Former NBA player Keyon Dooling speaks to MU students about battle with mental health

After a long road of obstacles, the former Mizzou basketball player spoke about mental health and how he has improved.
Former NBA player Keyon Dooling speaks at MU's Jesse Auditorium on Wednesday, Oct. 10, 2018. Dooling spoke to students about mental health, leadership, and visualization.

Former NBA player and MU alum Keyon Dooling spoke about mental health to nearly 1,000 students at Jesse Auditorium Wednesday evening, pulling from his own experience overcoming the mental anguish that has followed him after being sexually abused as a child.

Dooling, who attended MU from 1998-2000, discussed his personal battle with post-traumatic stress disorder and the process of dealing with mental health issues on World Mental Health Day. His message focused often on the stigma surrounding mental health, saying the topic is misunderstood and needs to be talked about more.

“We have to normalize the discussion,” Dooling said. “The same way we treat physical injuries is the same way we need to treat our mental and emotional health.
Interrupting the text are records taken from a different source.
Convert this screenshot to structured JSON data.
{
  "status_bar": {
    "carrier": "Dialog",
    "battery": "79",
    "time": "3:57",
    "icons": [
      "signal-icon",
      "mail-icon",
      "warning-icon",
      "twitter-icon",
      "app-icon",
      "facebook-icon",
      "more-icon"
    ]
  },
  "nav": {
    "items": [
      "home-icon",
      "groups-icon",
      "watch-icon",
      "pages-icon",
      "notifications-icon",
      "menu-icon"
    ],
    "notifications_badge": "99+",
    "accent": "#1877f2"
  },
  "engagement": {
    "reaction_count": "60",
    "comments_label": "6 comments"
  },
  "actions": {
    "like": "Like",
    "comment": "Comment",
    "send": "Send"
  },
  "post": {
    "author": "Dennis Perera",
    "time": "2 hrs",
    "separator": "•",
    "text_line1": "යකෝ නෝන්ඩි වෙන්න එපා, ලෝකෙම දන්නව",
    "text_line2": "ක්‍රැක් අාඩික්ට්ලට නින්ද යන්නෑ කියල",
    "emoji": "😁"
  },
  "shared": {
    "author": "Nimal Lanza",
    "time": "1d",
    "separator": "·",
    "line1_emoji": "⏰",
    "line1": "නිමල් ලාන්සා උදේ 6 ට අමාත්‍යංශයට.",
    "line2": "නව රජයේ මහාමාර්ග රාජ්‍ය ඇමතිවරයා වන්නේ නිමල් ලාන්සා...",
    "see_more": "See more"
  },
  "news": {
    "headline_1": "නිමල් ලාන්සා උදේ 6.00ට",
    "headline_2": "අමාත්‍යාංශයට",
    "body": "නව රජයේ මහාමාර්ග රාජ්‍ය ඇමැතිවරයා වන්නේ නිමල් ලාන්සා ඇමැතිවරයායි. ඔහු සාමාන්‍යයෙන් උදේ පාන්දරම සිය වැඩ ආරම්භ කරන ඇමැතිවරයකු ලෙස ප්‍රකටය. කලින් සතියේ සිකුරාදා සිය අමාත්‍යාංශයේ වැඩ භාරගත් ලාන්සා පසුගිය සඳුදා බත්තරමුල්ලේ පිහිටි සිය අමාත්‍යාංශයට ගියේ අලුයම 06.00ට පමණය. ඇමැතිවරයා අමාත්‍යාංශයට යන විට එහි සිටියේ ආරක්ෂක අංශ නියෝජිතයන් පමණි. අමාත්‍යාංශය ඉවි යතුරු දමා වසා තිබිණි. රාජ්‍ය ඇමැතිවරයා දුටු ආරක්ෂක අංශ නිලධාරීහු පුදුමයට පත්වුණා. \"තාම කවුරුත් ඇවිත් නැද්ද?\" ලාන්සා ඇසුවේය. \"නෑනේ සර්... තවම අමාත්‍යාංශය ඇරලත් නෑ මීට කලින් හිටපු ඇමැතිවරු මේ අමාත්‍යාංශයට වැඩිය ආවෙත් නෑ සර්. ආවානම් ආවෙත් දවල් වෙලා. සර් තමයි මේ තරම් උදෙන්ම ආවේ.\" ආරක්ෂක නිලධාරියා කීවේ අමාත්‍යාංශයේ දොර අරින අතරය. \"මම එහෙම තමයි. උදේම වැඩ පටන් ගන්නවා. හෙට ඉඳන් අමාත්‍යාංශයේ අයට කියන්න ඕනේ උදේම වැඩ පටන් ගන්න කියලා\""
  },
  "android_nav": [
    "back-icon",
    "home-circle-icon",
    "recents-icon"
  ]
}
I want to be a vehicle that pushes that positive propaganda out to the masses.”

After being sexually abused by a 14-year-old when he was 7, the scars that stayed with Dooling built up until a mental breakdown after 12 years playing professional basketball. Dooling checked himself into a mental institution in 2012 and has used a variety of methods to cope since then. He is now a motivational speaker about the very topic he says he’s still handling within himself.

Throughout the speech, Dooling repeatedly drilled home a message encouraging MU students to seek help if they are struggling.

“You can get better,” Dooling said. “Whatever you might be suffering through, you can heal from it. I promise you that.”

Dooling also emphasized the importance of young people today learning and understanding the importance of improving and maintaining mental health.

“The youth need to hear my message,” he said. “I think you guys are the future. I want to make sure that I transfer the information from my experience back to this generation.”

Dooling currently helps run the new mental health and wellness program for the NBA.

One audience member, sophomore Shannon Browning, praised Dooling for touching not just on mental illness and mental health, but also about teamwork and leadership and the art of visualization.

“I think just having someone who was a former NBA player – has all these accolades – just being really real with the members of campus and just sitting down and having a heart-to-heart with everybody made it really individualized,” Browning said. “It was just a really intimate event.”

Although Dooling has made significant strides since he spent four days in the mental institution, he recognizes that his illness is not a temporary problem.

“I’m not fixed because I went to therapy,” Dooling said. “I’m not healed. I am healing and I will forever be healing.”